Again thanks everyone for the input.


----------



## Rich-M (May 3, 2006)

jbm1991 said:


> thanks again john will
> 
> and rich-M thanks for the input, but on the contrary to your opinion there (one which i used to share myself), norton appears to have cleaned up its act, and the latest version uses minimal system resources, see here: http://www.pcmag.com/article2/0,2817,2343092,00.asp somewhere in that review it goes on about performance
> 
> Again thanks everyone for the input.


Well you may think so but I just took Norton 360 off of a Dell Laptop with Vista and I thought I doubled the ram. The client thought I walked on water after doing one thing to her laptop.


----------



## jbm1991 (Sep 1, 2007)

ah yes, but which version of norton 360 was it? cause v1 and v2 were admittedly dismal performance wise.
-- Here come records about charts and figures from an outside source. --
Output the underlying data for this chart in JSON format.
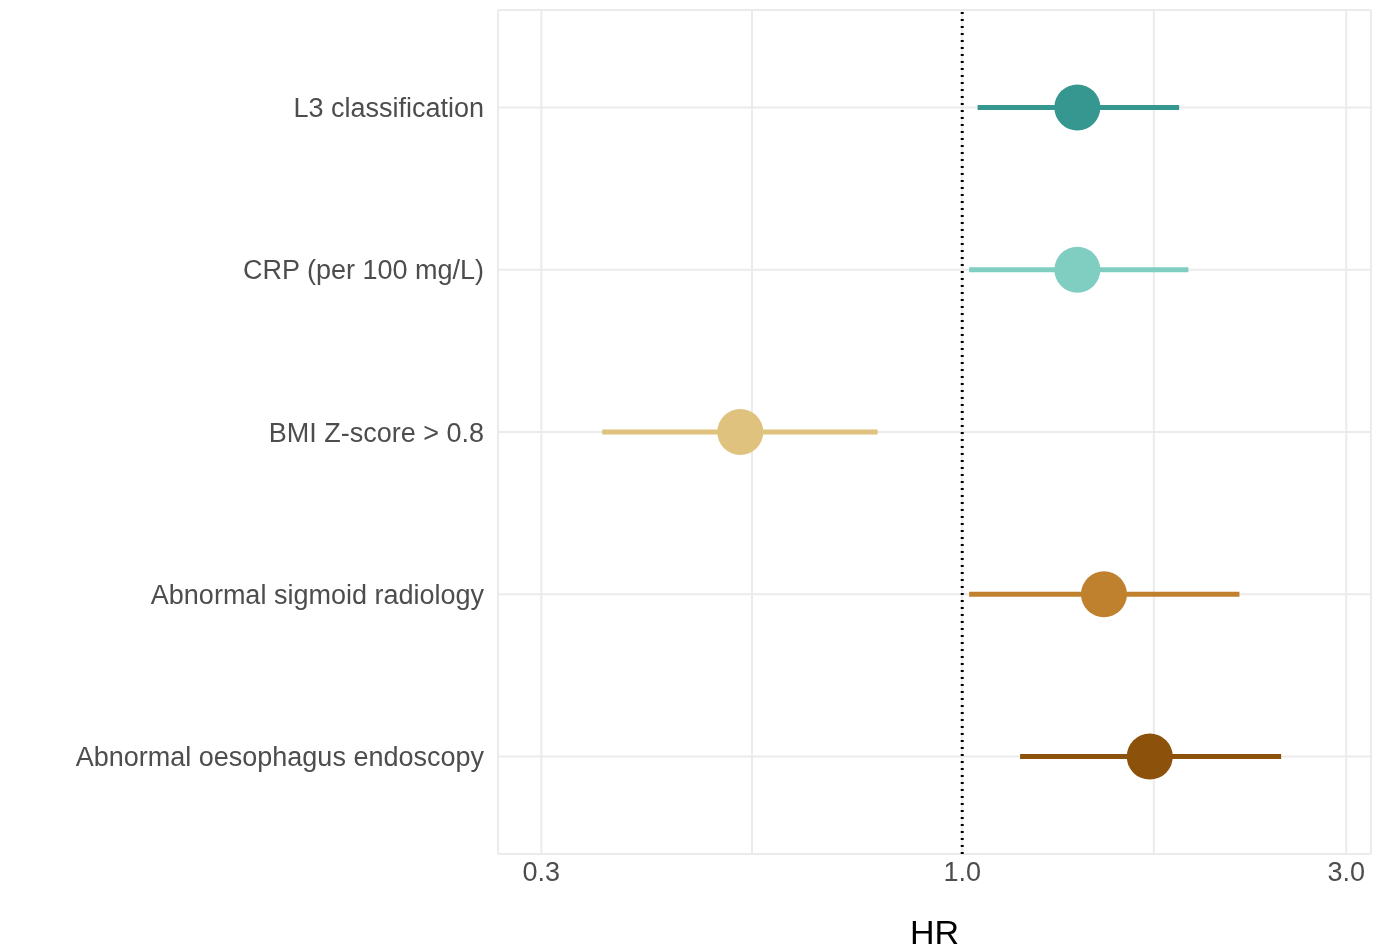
{
  "chart_data": {
    "type": "scatter",
    "orientation": "horizontal",
    "xlabel": "HR",
    "categories": [
      "L3 classification",
      "CRP (per 100 mg/L)",
      "BMI Z-score > 0.8",
      "Abnormal sigmoid radiology",
      "Abnormal oesophagus endoscopy"
    ],
    "values": [
      1.39,
      1.39,
      0.53,
      1.5,
      1.71
    ],
    "errors": [
      [
        1.045,
        1.86
      ],
      [
        1.02,
        1.91
      ],
      [
        0.357,
        0.785
      ],
      [
        1.02,
        2.21
      ],
      [
        1.18,
        2.49
      ]
    ],
    "colors": [
      "#35978f",
      "#80cdc1",
      "#dfc27d",
      "#bf812d",
      "#8c510a"
    ],
    "log": "x",
    "xlim": [
      0.265,
      3.22
    ],
    "xticks": [
      0.3,
      {
        "value": 0.548,
        "label": null
      },
      {
        "value": 1,
        "label": "1.0"
      },
      {
        "value": 1.73,
        "label": null
      },
      {
        "value": 3,
        "label": "3.0"
      }
    ],
    "ref_lines": [
      {
        "axis": "x",
        "value": 1,
        "line_style": "dotted",
        "color": "#000000"
      }
    ],
    "grid": true,
    "legend": false,
    "marker": "circle"
  }
}
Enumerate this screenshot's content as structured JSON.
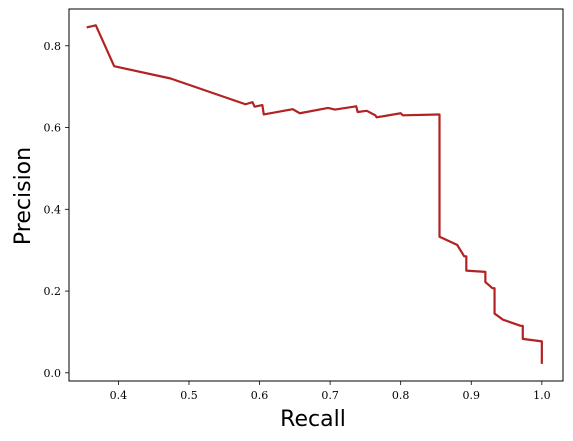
{
  "chart_data": {
    "type": "line",
    "title": "",
    "xlabel": "Recall",
    "ylabel": "Precision",
    "xlim": [
      0.33,
      1.03
    ],
    "ylim": [
      -0.02,
      0.89
    ],
    "xticks": [
      0.4,
      0.5,
      0.6,
      0.7,
      0.8,
      0.9,
      1.0
    ],
    "xtick_labels": [
      "0.4",
      "0.5",
      "0.6",
      "0.7",
      "0.8",
      "0.9",
      "1.0"
    ],
    "yticks": [
      0.0,
      0.2,
      0.4,
      0.6,
      0.8
    ],
    "ytick_labels": [
      "0.0",
      "0.2",
      "0.4",
      "0.6",
      "0.8"
    ],
    "grid": false,
    "legend": "none",
    "series": [
      {
        "color": "#b22222",
        "x": [
          0.355,
          0.368,
          0.394,
          0.474,
          0.58,
          0.59,
          0.593,
          0.604,
          0.606,
          0.647,
          0.657,
          0.697,
          0.707,
          0.737,
          0.739,
          0.752,
          0.764,
          0.766,
          0.8,
          0.803,
          0.853,
          0.855,
          0.855,
          0.88,
          0.89,
          0.893,
          0.893,
          0.92,
          0.92,
          0.93,
          0.933,
          0.933,
          0.945,
          0.97,
          0.973,
          0.973,
          1.0,
          1.0
        ],
        "y": [
          0.845,
          0.85,
          0.75,
          0.72,
          0.657,
          0.662,
          0.651,
          0.655,
          0.632,
          0.645,
          0.635,
          0.648,
          0.644,
          0.652,
          0.638,
          0.641,
          0.63,
          0.625,
          0.635,
          0.63,
          0.632,
          0.632,
          0.333,
          0.313,
          0.285,
          0.285,
          0.25,
          0.247,
          0.222,
          0.207,
          0.207,
          0.145,
          0.13,
          0.115,
          0.115,
          0.083,
          0.077,
          0.022
        ]
      }
    ]
  }
}
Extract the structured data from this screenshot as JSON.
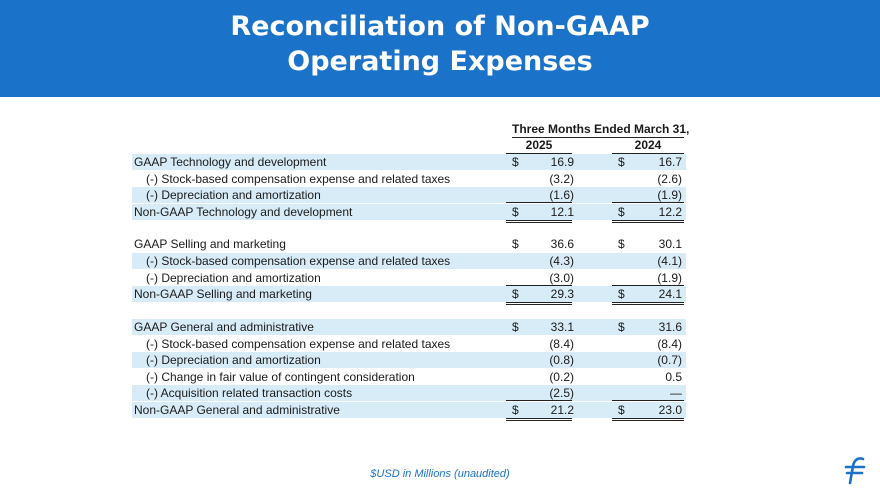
{
  "title": {
    "line1": "Reconciliation of Non-GAAP",
    "line2": "Operating Expenses"
  },
  "header": {
    "period": "Three Months Ended March 31,",
    "col_2025": "2025",
    "col_2024": "2024"
  },
  "rows": [
    {
      "label": "GAAP Technology and development",
      "v2025": "16.9",
      "v2024": "16.7",
      "dollar": true
    },
    {
      "label": "(-) Stock-based compensation expense and related taxes",
      "v2025": "(3.2)",
      "v2024": "(2.6)"
    },
    {
      "label": "(-) Depreciation and amortization",
      "v2025": "(1.6)",
      "v2024": "(1.9)"
    },
    {
      "label": "Non-GAAP Technology and development",
      "v2025": "12.1",
      "v2024": "12.2",
      "dollar": true
    },
    {
      "label": "GAAP Selling and marketing",
      "v2025": "36.6",
      "v2024": "30.1",
      "dollar": true
    },
    {
      "label": "(-) Stock-based compensation expense and related taxes",
      "v2025": "(4.3)",
      "v2024": "(4.1)"
    },
    {
      "label": "(-) Depreciation and amortization",
      "v2025": "(3.0)",
      "v2024": "(1.9)"
    },
    {
      "label": "Non-GAAP Selling and marketing",
      "v2025": "29.3",
      "v2024": "24.1",
      "dollar": true
    },
    {
      "label": "GAAP General and administrative",
      "v2025": "33.1",
      "v2024": "31.6",
      "dollar": true
    },
    {
      "label": "(-) Stock-based compensation expense and related taxes",
      "v2025": "(8.4)",
      "v2024": "(8.4)"
    },
    {
      "label": "(-) Depreciation and amortization",
      "v2025": "(0.8)",
      "v2024": "(0.7)"
    },
    {
      "label": "(-) Change in fair value of contingent consideration",
      "v2025": "(0.2)",
      "v2024": "0.5"
    },
    {
      "label": "(-) Acquisition related transaction costs",
      "v2025": "(2.5)",
      "v2024": "—"
    },
    {
      "label": "Non-GAAP General and administrative",
      "v2025": "21.2",
      "v2024": "23.0",
      "dollar": true
    }
  ],
  "currency_symbol": "$",
  "footnote": "$USD in Millions (unaudited)",
  "brand_color": "#1a73c9",
  "logo_icon": "brand-f-logo-icon"
}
However norton 2009 and 360 v3 they got their act sorted out.


----------



## Rich-M (May 3, 2006)

I wasn't aware of the difference so I cannot answer that.


----------



## DoubleHelix (Dec 10, 2004)

Norton Internet Security 2009 is in a different class than previous Norton products. I'd highly recommend it to anyone.


----------



## jbm1991 (Sep 1, 2007)

completely agree doublehelix. And norton 360 v3 is just norton IS 2009 improved a bit, and with some extra stuff chucked in for good measure. (2GB online storage, a backup utility, etc)


----------